Fed Up With "Justice" - March 8, 2018 at 5:12am

I do NOT think the judge in my case was at all “welcoming” — more like I was an “irritant”, someone to be disposed with, as soon as possible, while the OS, of course, got more or less everything they wanted.

That could have been because they, being lawyers, knew their way around the system — but as a solitary LiP, I got practically no help at all.

I was not even informed of something so simple that it would have taken just five SECONDS to say it. After saying at the end, that my appeal out of time was dismissed, and she “WASN’T going to give me leave to appeal” — she did not inform me that I could, in fact, appeal THAT decision! With the result, when I much later found out that I COULD have, it was already WELL “out of time”.

So no, on each and every occasion I appeared in court as an LiP (a total of four) I did NOT leave feeling, “conscious of having appeared before a fair-minded tribunal.”

As far as I was concerned (and of course nobody else was there to see it) true justice was never done — and faced with such insuperable odds, I finally just had to give up.

But if this sort of thing is being repeated throughout the system (including other countries where similar laws apply) then we are (not) going to _see_ increasing MISCARRIAGES of justice.

Because the lawyers representing the OS are not going to complain — are they?

And when the petitioner has been excused from attendance each and every time, as my ex was, they are the only OTHERS there! Even if the judges “believe” they are being fair, there is really little that can be done to prevent unconscious biases creeping in.

And the judge in the case, getting away with it.

Dr Manhattan - March 8, 2018 at 1:13pm

So true,
ive heard it over and over again, there is no Justice in the Family courts.
and thats because they dont go by the same code as the Criminal courts. they operate on word of mouth and second hand evidence and there is no Jury.
the Family courts should be scrapped and all cases dealt with by the Criminal courts where real justice will be done. Hopefully!

Fed Up With "Justice" - March 8, 2018 at 6:35pm

From the “Equal Treatment Bench Book”, which generated this blog item, and which I have now taken a look at:

“All too often the litigant in person is regarded as a problem for judges and for the court system rather than a person for whom the system of civil justice exists’. (Lord Woolf, Access to Justice, Interim Report June 1995.)

‘It is curious that lay litigants have been regarded… as problems, almost as nuisances for the court system.This has meant that the focus has generally been upon the difficulties that litigants in person pose for the courts rather than the other way around’. (Prof. John Baldwin, ‘Monitoring the Rise of the Small Claims Limit’.)
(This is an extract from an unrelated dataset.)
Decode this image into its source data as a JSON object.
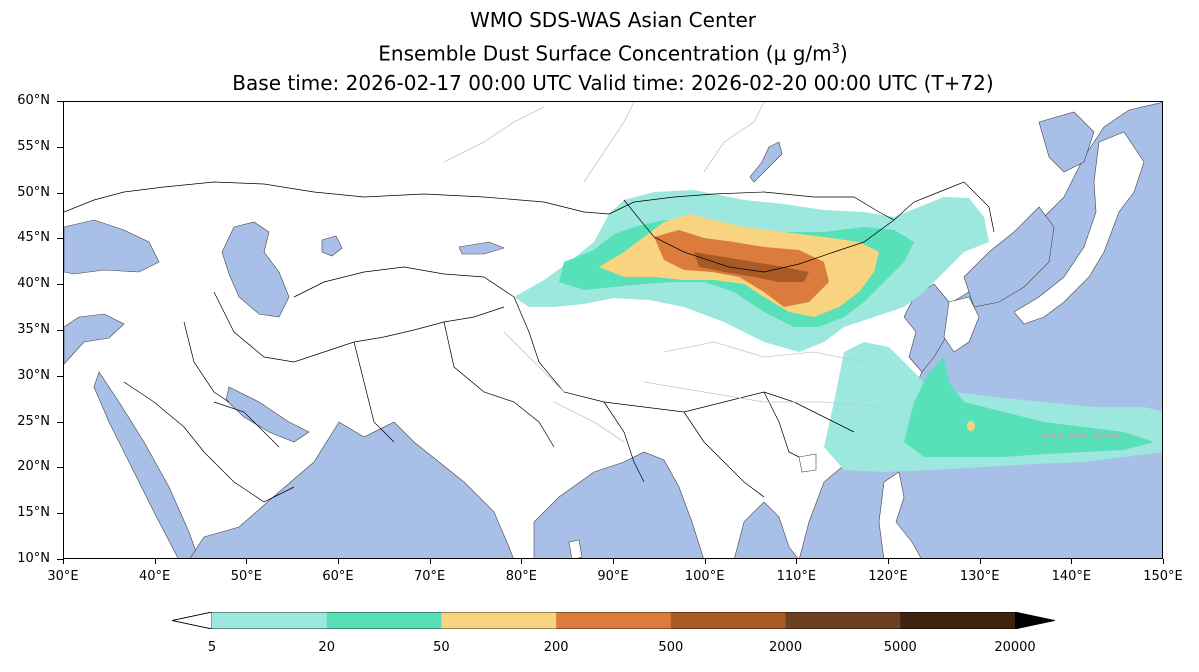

Absolutely — and seeing that some in the upper echelons of the judiciary apparently do recognise the problem and have spoken out against it — I am encouraged, and thus begin to wonder again if there is SOMETHING one can still do to continue trying to show up our system for just how subversive it can be… It is certainly far from “impeccable” — since it continues to deliver “justice” that leaves so many people feeling angry, embittered — and deeply frustrated.

Because, as indicated in my earlier comment, for a lone LiP, with just the JUDGE and the lawyer(s) for the OS there — WHO is there to bear “witness” to what really went on, under a possibly biased JUDGE?! There are NO reporters, no friends or relatives allowed in — not even for moral support, as in a Small Claims Court. It can often seem like a two way battle — HER lawyers and the judge (both of whom speak the legal lingo fluently) — against YOU.

Unless you are VERY sure of yourself (and what LiP really is, when you could be shivering in your shoes, for FEAR of “upsetting” the judge — and “canning” your case?!) you haven’t a snowflake’s chance in hell of even politely challenging him or her.

Because, from the time you bowed when the judge entered the courtroom, you know full well that if you press too hard, and you “piss them off” in some way — you can look probably forward to a charge of “contempt of court”!

At the very least, you are unlikely to win your case.